The worst performing currency today was the New Zealand dollar.NZD/USD initially soared after the RBNZ cut interest rates but last night because investors had been hoping for 50bp of easing instead of the 25bp delivered. However when the dust settled market participants realized that not only did the RBNZ cut rates to 2% but they talked of doing more. Wheeler did not feel a one-shot 50bp cut was necessary but he made it clear that further easing will be required. It was not a “may” but a “will.” RBNZ projections account for 60bp of easing, which means another 25bp this year is very likely especially if we do not see a meaningful decline in NZD/USD. Last night’s knee jerk rally was completely overdone whereas today’s pullback is in line with fundamentals. For the Reserve Bank, the main goal of easing was to bring NZD down and they will continue to take steps to guide the currency lower verbally and physically. It won’t be long before NZD/USD tests 71 cents. The Australian dollar ticked lower but the decline was modest. Chinese retail sales and industrial production numbers are scheduled for release this evening – these reports will most certainly have an impact on AUD.
Sterling spent most of the day below 1.30. As reported by our colleague Boris Schlossberg, cable crashed “after the RICS house price data printed far worse than expected.The RICS report came in at 5% versus 19% eyed with the Institute noting that “Sales dropped the most since the financial crisis in 2008″ while “Prices rose at the slowest pace in three years in July and new sales declined.” This shows that the housing market is already adjusting to Brexit and with UK consumer so heavily leveraged to housing, the sharp decline in that asset value is likely to impact consumer spending going forward.

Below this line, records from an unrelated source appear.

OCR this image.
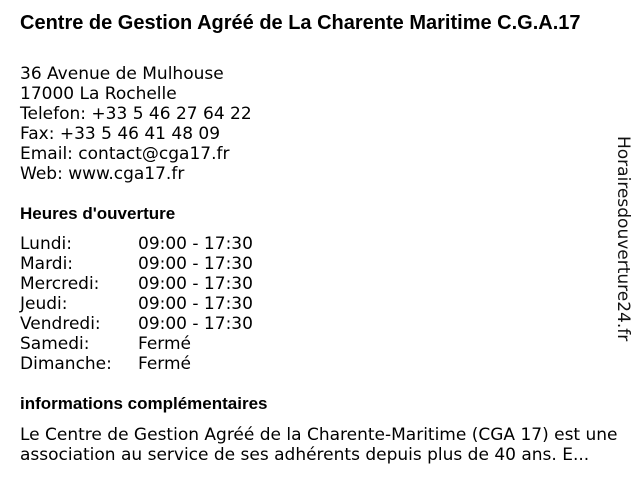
Centre de Gestion Agréé de La Charente Maritime C.G.A.17
36 Avenue de Mulhouse
17000 La Rochelle
Telefon: +33 5 46 27 64 22
Fax: +33 5 46 41 48 09
Email: contact@cga17.fr
Web: www.cga17.fr
Heures d'ouverture
Lundi:	09:00 - 17:30
Mardi:	09:00 - 17:30
Mercredi:	09:00 - 17:30
Jeudi:	09:00 - 17:30
Vendredi:	09:00 - 17:30
Samedi:	Fermé
Dimanche:	Fermé
informations complémentaires
Le Centre de Gestion Agréé de la Charente-Maritime (CGA 17) est une association au service de ses adhérents depuis plus de 40 ans. E...
Horairesdouverture24.fr
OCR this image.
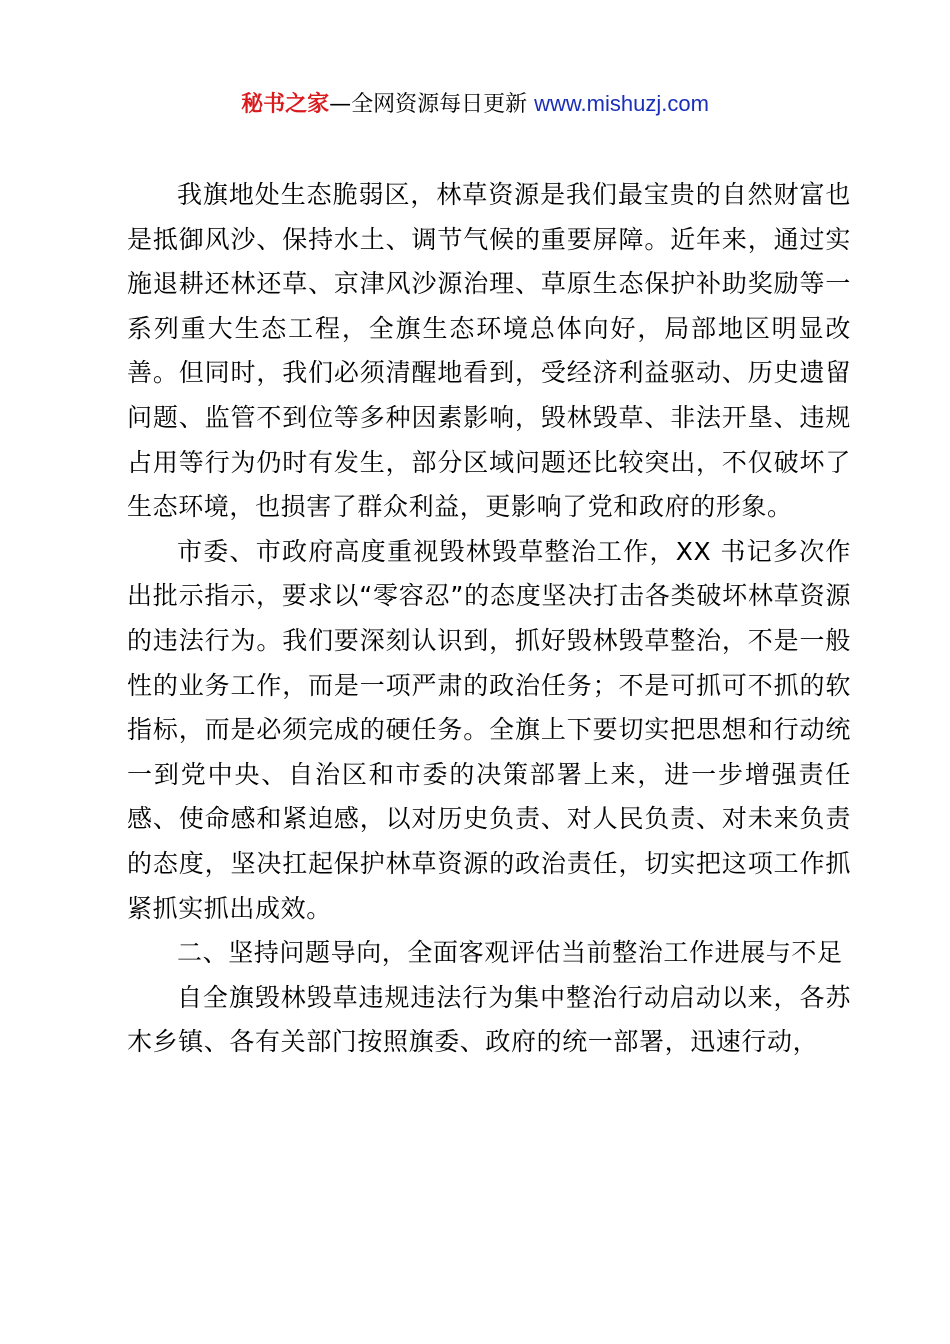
秘书之家—全网资源每日更新 www.mishuzj.com

我旗地处生态脆弱区，林草资源是我们最宝贵的自然财富也是抵御风沙、保持水土、调节气候的重要屏障。近年来，通过实施退耕还林还草、京津风沙源治理、草原生态保护补助奖励等一系列重大生态工程，全旗生态环境总体向好，局部地区明显改善。但同时，我们必须清醒地看到，受经济利益驱动、历史遗留问题、监管不到位等多种因素影响，毁林毁草、非法开垦、违规占用等行为仍时有发生，部分区域问题还比较突出，不仅破坏了生态环境，也损害了群众利益，更影响了党和政府的形象。

市委、市政府高度重视毁林毁草整治工作，XX 书记多次作出批示指示，要求以“零容忍”的态度坚决打击各类破坏林草资源的违法行为。我们要深刻认识到，抓好毁林毁草整治，不是一般性的业务工作，而是一项严肃的政治任务；不是可抓可不抓的软指标，而是必须完成的硬任务。全旗上下要切实把思想和行动统一到党中央、自治区和市委的决策部署上来，进一步增强责任感、使命感和紧迫感，以对历史负责、对人民负责、对未来负责的态度，坚决扛起保护林草资源的政治责任，切实把这项工作抓紧抓实抓出成效。

二、坚持问题导向，全面客观评估当前整治工作进展与不足

自全旗毁林毁草违规违法行为集中整治行动启动以来，各苏木乡镇、各有关部门按照旗委、政府的统一部署，迅速行动，
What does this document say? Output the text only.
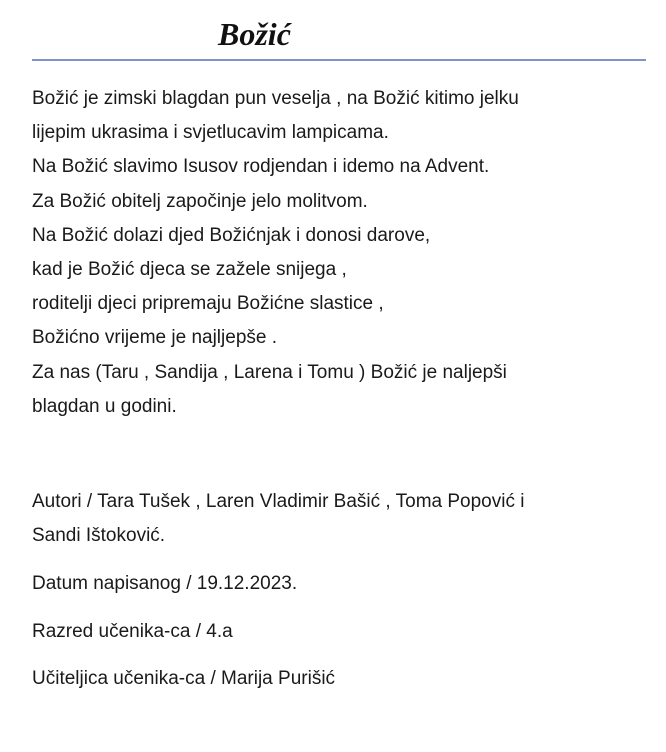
Božić
Božić je zimski blagdan pun veselja , na Božić kitimo jelku
lijepim ukrasima i svjetlucavim lampicama.
Na Božić slavimo Isusov rodjendan i idemo na Advent.
Za Božić obitelj započinje jelo molitvom.
Na Božić dolazi djed Božićnjak i donosi darove,
kad je Božić djeca se zažele snijega ,
roditelji djeci pripremaju Božićne slastice ,
Božićno vrijeme je najljepše .
Za nas (Taru , Sandija , Larena i Tomu ) Božić je naljepši
blagdan u godini.
Autori / Tara Tušek , Laren Vladimir Bašić , Toma Popović i
Sandi Ištoković.
Datum napisanog / 19.12.2023.
Razred učenika-ca / 4.a
Učiteljica učenika-ca / Marija Purišić
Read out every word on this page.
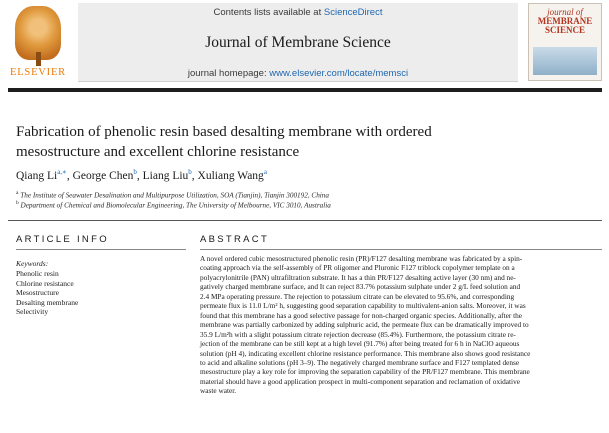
ELSEVIER
Contents lists available at ScienceDirect
Journal of Membrane Science
journal homepage: www.elsevier.com/locate/memsci
journal of
MEMBRANE
SCIENCE
Fabrication of phenolic resin based desalting membrane with ordered
mesostructure and excellent chlorine resistance
Qiang $Li^{a,∗}$, George Chen$^b$, Liang Liu$^b$, Xuliang Wang$^a$
$^a$ The Institute of Seawater Desalination and Multipurpose Utilization, SOA (Tianjin), Tianjin 300192, China
$^b$ Department of Chemical and Biomolecular Engineering, The University of Melbourne, VIC 3010, Australia
ARTICLE INFO
Keywords:
Phenolic resin
Chlorine resistance
Mesostructure
Desalting membrane
Selectivity
ABSTRACT
A novel ordered cubic mesostructured phenolic resin (PR)/F127 desalting membrane was fabricated by a spin-
coating approach via the self-assembly of PR oligomer and Pluronic F127 triblock copolymer template on a
polyacrylonitrile (PAN) ultrafiltration substrate. It has a thin PR/F127 desalting active layer (30 nm) and ne-
gatively charged membrane surface, and It can reject 83.7% potassium sulphate under 2 g/L feed solution and
2.4 MPa operating pressure. The rejection to potassium citrate can be elevated to 95.6%, and corresponding
permeate flux is 11.0 L/m² h, suggesting good separation capability to multivalent-anion salts. Moreover, it was
found that this membrane has a good selective passage for non-charged organic species. Additionally, after the
membrane was partially carbonized by adding sulphuric acid, the permeate flux can be dramatically improved to
35.9 L/m²h with a slight potassium citrate rejection decrease (85.4%). Furthermore, the potassium citrate re-
jection of the membrane can be still kept at a high level (91.7%) after being treated for 6 h in NaClO aqueous
solution (pH 4), indicating excellent chlorine resistance performance. This membrane also shows good resistance
to acid and alkaline solutions (pH 3–9). The negatively charged membrane surface and F127 templated dense
mesostructure play a key role for improving the separation capability of the PR/F127 membrane. This membrane
material should have a good application prospect in multi-component separation and reclamation of oxidative
waste water.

Lastly, euro also ended the day lower against the greenback although its losses were tempered by demand for EURGBP which managed to push pass the 0.86 barrier intraday on fears of an economic slowdown in England. Euro ended the day below support at the 50-day SMA near 1.1150. While the Eurozone economic calendar has been light this week, creating a consolidation zone between 1.1075 and 1.12 range, EUR/USD volatility is expected to pick up on Friday with German GDP, Eurozone GDP, EZ industrial production and German CPI numbers scheduled for release.